Delicias da minha juventude III - Ano 68

O meu envolvimento com os estudantes de Fisica (ver aqui), embora eu ainda fosse um secundarista, me levaram a situações inusitadas no ano de 68, das quais participei ativamente, não com uma visão politica concreta, pois eu ainda não a tinha e meu preparo era rudimentar, mas como um espectador atento e um dos milhares de agentes dos fatos intensos e marcantes que se seguiram.
O ano de 68 foi de intensas mobilizações estudantis. Ocorreram centenas de manifestações, entre as mais significativas foram o enterro do estudante Edson Luís morto pelo regime militar, e a histórica passeata dos 100 mil no Rio, maior mobilização até então contra os militares. Mas antes destes episódios, muita coisa já tinha acontecido. 
No ano de 1967 ocorreram algumas poucas lutas e eram em sua maioria lutas de importância regional. A articulação do movimento estudantil nacional ainda avançava. 
Os estudantes começavam a compreender que a política educacional do governo era exatamente o oposto da que pretendiam. O movimento estudantil eclodiu em reação às medidas promovidas pelo acordo entre o Ministério da Educação do governo do general Castelo Branco e a agência USAID (United States Agency for International Development), instituição estadunidense que existe até hoje.

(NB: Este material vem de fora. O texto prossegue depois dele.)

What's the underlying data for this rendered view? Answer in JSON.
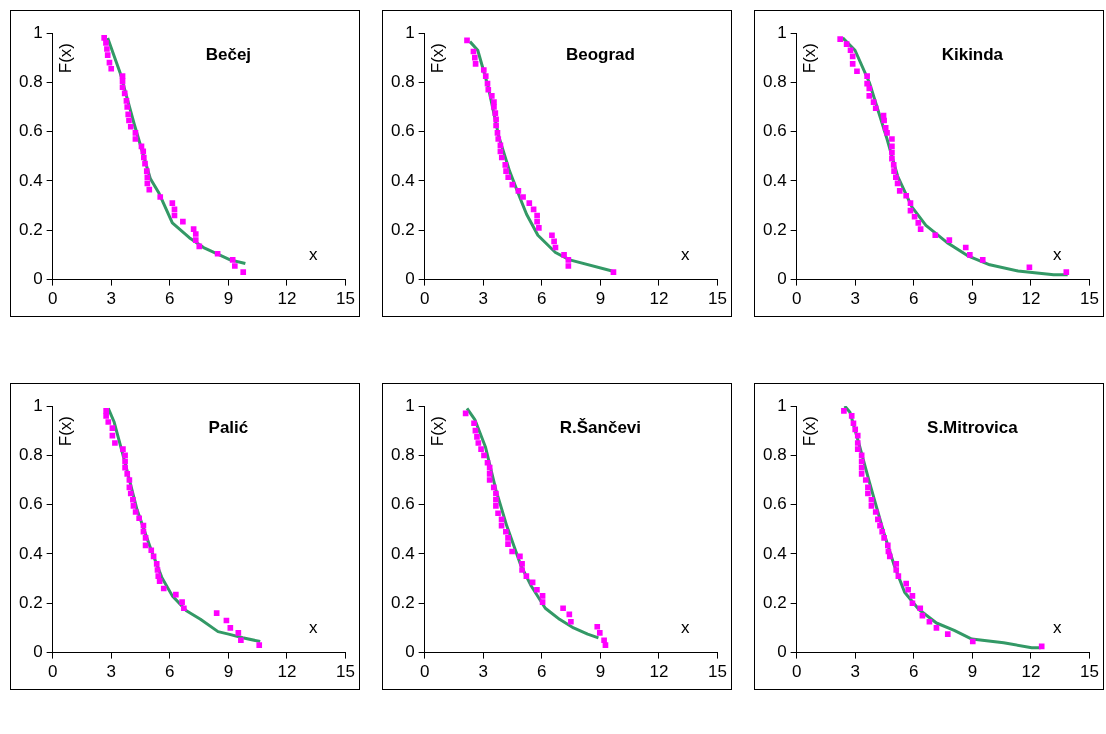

Os estudante sentiam a necessidade de avançar na sua organização e em suas lutas. As condições para a explosão do ano seguinte amadureciam. O ano de 1968 começou com algumas lutas ainda em janeiro e fevereiro, encabeçadas por secundaristas e estudantes do restaurante Calabouço, no Rio, exigindo mais vagas nas universidades e melhorias no restaurante. Foram manifestações importantes e combativas, mas nada indicava o que viria depois. Em março o movimento cresceu. Estudantes da USP, Fundação Getúlio Vargas e PUC ocuparam suas reitorias. No Rio de Janeiro as mobilizações do Calabouço se fortaleciam. O auge da revolta estudantil aconteceu com a reação ao assassinato do secundarista Edson Luís de Lima Souto, funcionário do restaurante Calabouço, no Rio de Janeiro, depois de baleado por um policial militar.
Organizou-se imediatamente uma passeata e marcharam em direção a Assembleia Legislativa do Rio. “Mataram um estudante! Se fosse um filho seu?” gritavam os estudantes carregando o corpo de Edson.  Ao chegar a Assembleia, os manifestantes ocuparam o prédio. 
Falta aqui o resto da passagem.